Reno llegó hasta la ribera del rio donde ordenó una línea defensiva intentando frenar a los indios. La situación se torno desesperada, y empeoró cuando Reno perdió la compostura; dio órdenes y contraordenes apresuradamente, ordenó montar y desmontar varias veces, finalmente gritó: “Quién quiera sobrevivir que me siga”. Reno acabó con cualquier posibilidad de un repliegue ordenado, el pánico se apoderó de los hombres que huyeron en desbandada y fueron cazados como animales salvajes por los guerreros indios. Cuando consiguieron ponerse a cubierto, el batallón de Reno había perdido 60 hombres. La fuerza de Bénteen se encontró con los supervivientes y organizo una línea defensiva, quedando paralizados para apoyar a Custer.

Los hombres de Custer sufrieron la misma suerte, hordas de guerreros se les abalanzaron con inusitada fiereza. Tuvieron que replegarse dejando al teniente Calhoun para intentar repeler a los indios mientras el grueso de las tropas tomaba nuevas posiciones. La batalla más dura se produjo en Calhoun Hill  y fue donde más bajas indias se produjeron. Finalmente, los hombres de Custer comenzaron a huir o a luchar en vano. Consiguieron aguantar unos 20 minutos el ataque indio. El capitán Keogh formó una línea defensiva para proteger a los escasos supervivientes. Minutos después fueron engullidos por una marea de guerreros. La fuerza de Custer quedó rodeada  y los aproximadamente 100 supervivientes sitiados al descubierto y sobrepasados en 15 a 1. En 8 minutos terminó todo, algunos soltaron sus armas y salieron huyendo, otros murieron mientras disparaban sus rifles, y unos pocos sucumbieron en una desesperada lucha cuerpo a cuerpo. No hubo piedad ni para los heridos y para los muertos, sólo el cuerpo de Custer fue respetado.

Comanche (1886)

A la mañana siguientes las tropas de Benteen y Reno fueron atacadas, pero al haberse atrincherado lograron repeler el ataque varias veces hasta que los indígenas decidieron abandonar la lucha antes de que llegasen nuevos refuerzos de socorro.
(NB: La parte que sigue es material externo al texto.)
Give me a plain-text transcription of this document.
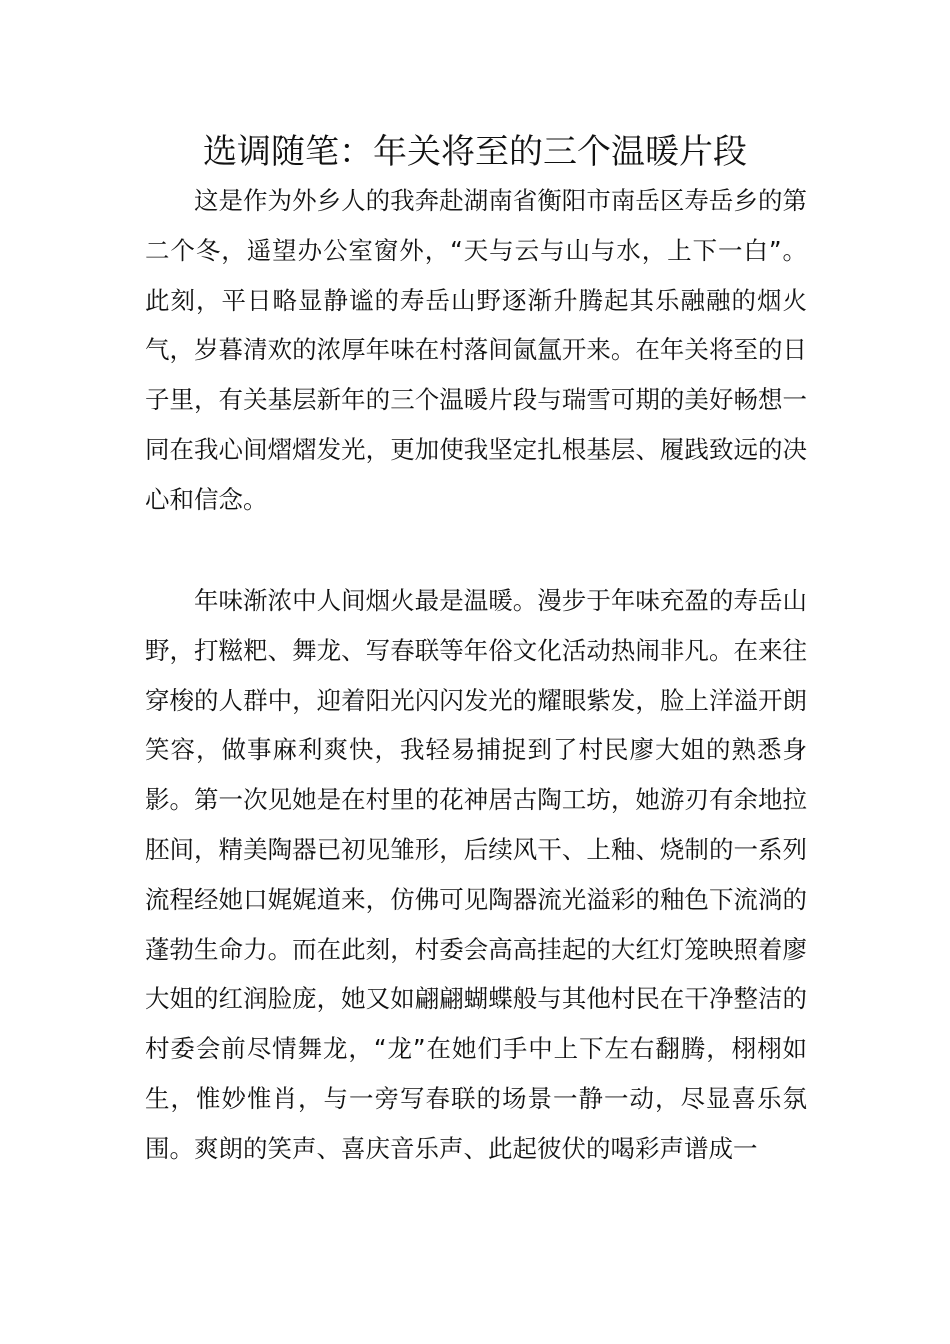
选调随笔：年关将至的三个温暖片段

这是作为外乡人的我奔赴湖南省衡阳市南岳区寿岳乡的第二个冬，遥望办公室窗外，“天与云与山与水，上下一白”。此刻，平日略显静谧的寿岳山野逐渐升腾起其乐融融的烟火气，岁暮清欢的浓厚年味在村落间氤氲开来。在年关将至的日子里，有关基层新年的三个温暖片段与瑞雪可期的美好畅想一同在我心间熠熠发光，更加使我坚定扎根基层、履践致远的决心和信念。

年味渐浓中人间烟火最是温暖。漫步于年味充盈的寿岳山野，打糍粑、舞龙、写春联等年俗文化活动热闹非凡。在来往穿梭的人群中，迎着阳光闪闪发光的耀眼紫发，脸上洋溢开朗笑容，做事麻利爽快，我轻易捕捉到了村民廖大姐的熟悉身影。第一次见她是在村里的花神居古陶工坊，她游刃有余地拉胚间，精美陶器已初见雏形，后续风干、上釉、烧制的一系列流程经她口娓娓道来，仿佛可见陶器流光溢彩的釉色下流淌的蓬勃生命力。而在此刻，村委会高高挂起的大红灯笼映照着廖大姐的红润脸庞，她又如翩翩蝴蝶般与其他村民在干净整洁的村委会前尽情舞龙，“龙”在她们手中上下左右翻腾，栩栩如生，惟妙惟肖，与一旁写春联的场景一静一动，尽显喜乐氛围。爽朗的笑声、喜庆音乐声、此起彼伏的喝彩声谱成一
El único superviviente de la masacre fue el caballo del capitán Keogh, Comanche, que apareció fatigado y con flechas insertadas en su cuerpo.

Mapa batalla Little Big Horn

La aplastante victoria de las tribus indias fue sólo un espejismo, la colonización blanca y el trazado del ferrocarril siguió su rápida expansión a lo largo del territorio norteamericano. Caballo Loco, ya que según cuenta la tradición soñaba con un caballo salvaje, fue semanas más tarde derrotado en dos combates, capturado y asesinado bajo el fuego de las bayonetas.

Little Big Horn

Custer fue para unos un héroe, para otros, los más, un vanidoso que arrastró a la muerte a 450 soldados para enfrentarse a unos 3000 guerreros indios para satisfacer su ego y mejorar su posición en la carrera política hacia la presidencia de los Estados Unidos.